Portable Systeme — Gleichspannung oder Trägerfrequenz
Beide Methoden haben ihre Vorteile:
Das Gleichspannungsprinzip bietet eine sehr hohe Messdynamik. Aufgrund der frequenzselektiven Signalübertragung sind die Vorteile der Trägerfrequenz, die sehr hohe Langzeit- und Temperaturstabilität sowie die Unempfindlichkeit gegenüber Störungen.
Deshalb bietet Q.series mit dem A106 drei Methoden für zwei Kanäle in einem Modul:
- 4,8 kHz Trägerfrequenzprinzip, 2,5 Veff und 5 Veff
für DMS- und induktive Aufnehmer (Viertel-, Halb-, Vollbrücke, LVDT, RVDT)

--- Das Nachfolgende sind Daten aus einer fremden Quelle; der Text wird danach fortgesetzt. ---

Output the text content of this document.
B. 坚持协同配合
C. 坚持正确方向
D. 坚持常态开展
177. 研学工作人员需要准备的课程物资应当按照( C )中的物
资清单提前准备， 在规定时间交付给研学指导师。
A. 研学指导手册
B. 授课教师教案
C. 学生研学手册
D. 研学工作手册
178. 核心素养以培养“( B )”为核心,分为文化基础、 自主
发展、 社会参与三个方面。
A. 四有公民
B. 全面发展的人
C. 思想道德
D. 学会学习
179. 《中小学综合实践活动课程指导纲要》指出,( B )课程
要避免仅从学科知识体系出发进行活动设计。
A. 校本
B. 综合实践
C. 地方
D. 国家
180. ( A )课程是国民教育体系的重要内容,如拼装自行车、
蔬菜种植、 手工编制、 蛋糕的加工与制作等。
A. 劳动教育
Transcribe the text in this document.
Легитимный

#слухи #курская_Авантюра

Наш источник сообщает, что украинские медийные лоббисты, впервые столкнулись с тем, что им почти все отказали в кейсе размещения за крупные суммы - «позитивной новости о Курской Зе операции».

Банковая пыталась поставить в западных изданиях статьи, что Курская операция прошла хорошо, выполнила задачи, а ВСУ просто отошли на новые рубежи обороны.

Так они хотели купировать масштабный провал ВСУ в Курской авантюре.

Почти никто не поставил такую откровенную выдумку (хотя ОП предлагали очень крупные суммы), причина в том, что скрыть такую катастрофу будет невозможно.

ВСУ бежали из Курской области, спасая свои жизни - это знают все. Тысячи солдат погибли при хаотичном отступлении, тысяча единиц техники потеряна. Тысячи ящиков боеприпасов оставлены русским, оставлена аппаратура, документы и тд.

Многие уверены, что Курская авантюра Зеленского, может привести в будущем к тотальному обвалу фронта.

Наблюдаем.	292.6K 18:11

Messrate 10 kHz, Bandbreite 1,2 kHz
für lange Messkabel bzw. Kabel mit hoher Kapazität nur bedingt geeignet - 600 Hz Trägerfrequenzprinzip, 2,5 Veff und 5 Veff
für DMS Aufnehmer (Viertel-, Halb-, Vollbrücke)
Messrate 10 kHz, Bandbreite 100 Hz
durch die niedrige Frequenz besonders für lange Messkabel geeignet - Gleichspannungsprinzip, 2,5 VDC und 5 VDC
für DMS Aufnehmer (Viertel-, Halb-, Vollbrücke)
Messrate 10 kHz, Bandbreite 1,2 kHz
besonders für lange Messkabel geeignet
Beide Kanäle sind unabhängig voneinander zu konfigurieren und jeder Kanal besitzt einen analogen Ausgang.
Für Messungen mit einer Rate bis 100 kHz stehen die Gleichspannungsmodule A101 und A102 zur Verfügung.